I understand your point, however, this is the way that other languages behave and its a feature that i consider to be very necessary and timesaving. My understanding was that Typehinting exists to save having to do such if-else clauses all the time, since 99.9% of the time, you will expect an object of a certain class or nothing at all.
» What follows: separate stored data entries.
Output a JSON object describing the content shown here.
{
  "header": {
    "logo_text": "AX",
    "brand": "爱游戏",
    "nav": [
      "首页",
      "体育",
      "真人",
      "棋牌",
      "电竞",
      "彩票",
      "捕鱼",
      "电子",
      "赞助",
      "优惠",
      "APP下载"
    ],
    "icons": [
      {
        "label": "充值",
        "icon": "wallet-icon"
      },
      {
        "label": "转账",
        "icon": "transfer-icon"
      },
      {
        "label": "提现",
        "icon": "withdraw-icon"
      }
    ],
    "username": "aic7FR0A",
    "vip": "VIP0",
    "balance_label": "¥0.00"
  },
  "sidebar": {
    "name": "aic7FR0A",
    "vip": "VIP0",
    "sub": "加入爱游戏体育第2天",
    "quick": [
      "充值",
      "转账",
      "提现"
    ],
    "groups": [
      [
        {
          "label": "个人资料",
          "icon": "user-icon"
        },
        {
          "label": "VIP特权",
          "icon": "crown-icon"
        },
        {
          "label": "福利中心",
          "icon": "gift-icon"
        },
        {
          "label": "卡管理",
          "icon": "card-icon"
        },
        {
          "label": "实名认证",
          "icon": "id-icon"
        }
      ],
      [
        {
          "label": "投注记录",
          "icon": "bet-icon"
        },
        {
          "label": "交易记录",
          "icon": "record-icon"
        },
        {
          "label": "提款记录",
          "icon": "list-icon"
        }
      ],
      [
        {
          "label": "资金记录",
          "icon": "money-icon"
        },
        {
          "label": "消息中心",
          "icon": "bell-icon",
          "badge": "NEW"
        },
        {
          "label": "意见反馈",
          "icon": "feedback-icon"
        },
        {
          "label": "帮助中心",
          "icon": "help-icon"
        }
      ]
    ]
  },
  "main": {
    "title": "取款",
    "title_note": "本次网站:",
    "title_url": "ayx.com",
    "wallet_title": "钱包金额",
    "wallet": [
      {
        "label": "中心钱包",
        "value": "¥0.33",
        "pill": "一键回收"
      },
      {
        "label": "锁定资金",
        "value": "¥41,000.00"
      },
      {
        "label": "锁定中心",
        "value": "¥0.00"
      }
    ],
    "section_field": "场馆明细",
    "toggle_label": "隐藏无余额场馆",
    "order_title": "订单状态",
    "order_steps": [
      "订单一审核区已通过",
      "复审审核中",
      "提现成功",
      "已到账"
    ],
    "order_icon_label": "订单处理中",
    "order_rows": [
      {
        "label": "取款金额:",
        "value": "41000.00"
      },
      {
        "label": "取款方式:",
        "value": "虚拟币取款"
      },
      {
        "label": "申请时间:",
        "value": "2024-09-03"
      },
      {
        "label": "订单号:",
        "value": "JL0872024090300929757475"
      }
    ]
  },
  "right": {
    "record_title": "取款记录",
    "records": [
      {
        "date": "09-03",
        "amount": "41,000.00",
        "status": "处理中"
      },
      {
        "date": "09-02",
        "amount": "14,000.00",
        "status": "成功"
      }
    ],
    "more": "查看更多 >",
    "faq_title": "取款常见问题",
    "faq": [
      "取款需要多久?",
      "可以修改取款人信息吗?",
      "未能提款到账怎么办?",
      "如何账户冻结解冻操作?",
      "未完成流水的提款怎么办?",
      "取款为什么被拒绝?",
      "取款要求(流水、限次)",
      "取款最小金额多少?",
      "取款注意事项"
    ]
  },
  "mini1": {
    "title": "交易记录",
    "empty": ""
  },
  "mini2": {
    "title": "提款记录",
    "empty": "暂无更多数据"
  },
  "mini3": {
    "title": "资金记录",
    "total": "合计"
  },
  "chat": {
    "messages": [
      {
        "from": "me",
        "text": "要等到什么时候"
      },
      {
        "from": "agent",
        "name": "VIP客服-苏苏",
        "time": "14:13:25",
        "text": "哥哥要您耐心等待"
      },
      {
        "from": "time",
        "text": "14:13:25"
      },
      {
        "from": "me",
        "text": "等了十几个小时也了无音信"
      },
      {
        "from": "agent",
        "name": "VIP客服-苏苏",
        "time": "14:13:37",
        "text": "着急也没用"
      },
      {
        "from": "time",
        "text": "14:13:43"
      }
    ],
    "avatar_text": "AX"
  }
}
The problem here is that i need only to know that an argument is either an instance of a class or null, nothing else, but removing the typehinting effectively means any argument can be passed, and its not longer enforced at a PHP level, but within my own code... and since this is something that happens a lot, it seems a shame to loose this handy, timesaving functionality.

Ray


and Marcus Boerger wrote:

Hello Ray,

Wednesday, June 16, 2004, 4:26:26 PM, you wrote:



Hi all,



[....]

- NOTHING stops you from passing NULL to functions.
- Typhints are a shortcut for an 'instanceof'`test

- now try NULL instanceof stdclass:

php-cvs $ php -r 'var_dump(NULL instanceof stdclass);'
bool(false)

- what you probablywant is
function bla($x) {
 if (is_null($x)) {
   // handle null
 } else if ($x instanceof whatever) {
   // handle instance
 } else {
   // handle error
 }
}

- if you look again you'll see that you are doing *three different*
things in your code. Typehints have a different usage!